4 ☘

321 34 2
                                    

Zaman hızlı geçiyordu, üyeler biraz daha alışmıştı bu çalışma hızına, en önemlisi elemeler daha dün bitti ve kimse elenmedi, pd'nin elenir dediği üyeler bile canla başla çalıştı ve Stray Kids 9 üye olarak çıkış yapmaya hazır.
Çıkış parçası olan District 9 için çalışmalar başladı..

Ama hala bir sorun var. Stray kids performans olarak hazır olsa da hala bütün bir grup olmayı başaramıyordu, özellikle son zamanlarda artan grup içi kavgalar, terslemeler ve gergin ortam Chan'ı git gide endişelendiriyordu
Sorunu az çok biliyordu, özellikle takip etmesi gereken üyenin birkaç kişi hariç herkesle sıkıntısı vardı
Kim Woojin. Anlamıyordu, Woojin kendisine çok ama çok iyi davransa da üyelere karşı düşman bir tavır içeriyordu ve ikide bir ortadan kayboluyordu

Seungmin ise başka bir alemdi zaten. Ya pratik ya da ses kayıt odasından asla çıkmıyordu, dün o kadar çaba göstermişti ki Pd, o başarılı olmasa bile (ki oldu) onu çabasından dolayı grupta tutabilirdi.
O zaman Seungmin'i görmeliydiniz, o sakin ve anne ruhlu çocuk birden serseriye yakın asabi bir dansçıya dönüşmüştü ve bu kapasite üyeleri korkutmuştu açıkça
Changbin dünden beri
"işte benim kardeşim" diye övünüyordu
Haklıydı
Kardeşi gurur duyulacak biriydi.

Chan gülümsedi, Seungmin en başından beri böyleydi. Yaptığı birşeyi öylesine yapamazdı, öylesine sevemez ve öylesine nefret edemez.
Hakkıyla yapar herşeyi.. Detaylarıyla..
Bunu seviyordu
Seungmin hakkında çoğu şeyi seviyordu

Akşam yemeğinden sonra herkes odasına dağıldığı için bir göz atmak istedi
3 oda da boştu ve boş olmayan tek oda Hyunjin ve Seungmin'e aitti. İçine iğrenç bir ağrı saplandı, ya Seungmin'e birşey olduysa..
Haklıydı.. Duyduğu
"Seungmin" sesleri o karın ağrısını haklı çıkardı

İçeri aniden girdi ve yüksek sesiyle endişe yaydı
"neler oluyor yine"
Hyunjin önüne diz çöktüğü Seungmin'in yaşlı gözlerini gösterdi
"Woojin hyung yüzünden ağlıyor"
Woojin..
O gün Seungmin'e olan bakışlarını hatırladı.
Yiyecek gibi bakıyordu, hangi anlamda bilinmez ama o, Seungmin'e yiyecekmiş gibi bakıyordu
Bir av gibi
Av..

Herkesi odadan çıkardı teker teker. Bunu kendi halledecekti, sadece ikisi konuşacaktı, olması gereken bu.
Yan yana oturdular, Chan onu kendine çevirdi
"Öncelikle tebrik ederim Min. Elemeler için"
" seni haksız çıkardım ve hala buradayım"
" ben sana yapamazsın demedim"
" dedin.. Yüzüme bakarak dedin. Bütün inancınla"
" hayı-"
" ama üzülme hyung, kontratım oluşturulmadan bu gruptan ayrılacağım"

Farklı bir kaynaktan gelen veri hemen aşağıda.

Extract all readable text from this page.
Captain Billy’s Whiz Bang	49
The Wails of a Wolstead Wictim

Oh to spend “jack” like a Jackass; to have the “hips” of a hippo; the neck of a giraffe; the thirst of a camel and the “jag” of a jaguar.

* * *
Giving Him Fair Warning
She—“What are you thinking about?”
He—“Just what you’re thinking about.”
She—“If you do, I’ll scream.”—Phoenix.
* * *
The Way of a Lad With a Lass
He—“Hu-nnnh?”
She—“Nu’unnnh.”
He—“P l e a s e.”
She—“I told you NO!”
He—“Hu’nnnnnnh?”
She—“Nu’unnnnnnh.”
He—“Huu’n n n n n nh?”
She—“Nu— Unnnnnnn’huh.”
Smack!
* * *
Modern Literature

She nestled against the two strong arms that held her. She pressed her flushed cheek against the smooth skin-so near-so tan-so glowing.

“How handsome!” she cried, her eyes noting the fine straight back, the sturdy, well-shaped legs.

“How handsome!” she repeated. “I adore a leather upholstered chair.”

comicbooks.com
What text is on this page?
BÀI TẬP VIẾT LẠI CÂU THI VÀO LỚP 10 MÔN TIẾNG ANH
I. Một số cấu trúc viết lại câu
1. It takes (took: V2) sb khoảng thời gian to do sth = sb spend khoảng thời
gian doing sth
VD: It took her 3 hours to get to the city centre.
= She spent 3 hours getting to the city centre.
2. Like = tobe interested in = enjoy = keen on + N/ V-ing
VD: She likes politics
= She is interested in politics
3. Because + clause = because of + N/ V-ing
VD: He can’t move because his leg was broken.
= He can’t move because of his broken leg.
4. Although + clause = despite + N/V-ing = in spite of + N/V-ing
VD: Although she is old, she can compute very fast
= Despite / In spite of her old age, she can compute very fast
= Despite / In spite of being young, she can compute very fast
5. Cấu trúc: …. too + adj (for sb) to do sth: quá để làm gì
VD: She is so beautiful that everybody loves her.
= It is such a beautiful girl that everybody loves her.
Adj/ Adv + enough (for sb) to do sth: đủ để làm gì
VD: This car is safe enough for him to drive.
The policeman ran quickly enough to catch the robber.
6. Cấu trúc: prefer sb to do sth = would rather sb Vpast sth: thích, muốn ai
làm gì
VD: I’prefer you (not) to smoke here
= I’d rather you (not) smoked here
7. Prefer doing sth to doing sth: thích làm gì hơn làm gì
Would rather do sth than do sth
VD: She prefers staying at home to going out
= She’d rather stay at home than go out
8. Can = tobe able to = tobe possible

Dondu.. O çabaların sahibi, bunca şeyi atlatmışken neydi onu bundan vazgeçiren? Bu savaşın sonunu getiren kimdi.. Woojin mi? Başarısını kazanmışken ve en önemlisi Chan onu yeniden bulmuşken..
Gidecek miydi.?
Saha hiçbirşeyi telafi edememişti ki, daha yapacakları birsürü şey vardı, çıkışlarını kutlamayacaklar mıydı?
Peki o çok sevdiği Jeongin'i nasıl bırakıp gidecekti?
Hyunjin o olmadan nasıl düzgün davranacaktı
Asıl Chan.. Bütün bunlara nasıl katlanırdı Seungmin olmadan.
Grubunun annesi olmadan..

"kim ne yaptı hemen söylüyorsun"
" Kimse birşey yapmadı"
" Soğuk olmayı kes artık. Woojin değil mi?"
" Woojin ve sen."
" ben mi?"
" evet! İkiniz asla burada olmamı istemediniz, ikiniz de aynısınız."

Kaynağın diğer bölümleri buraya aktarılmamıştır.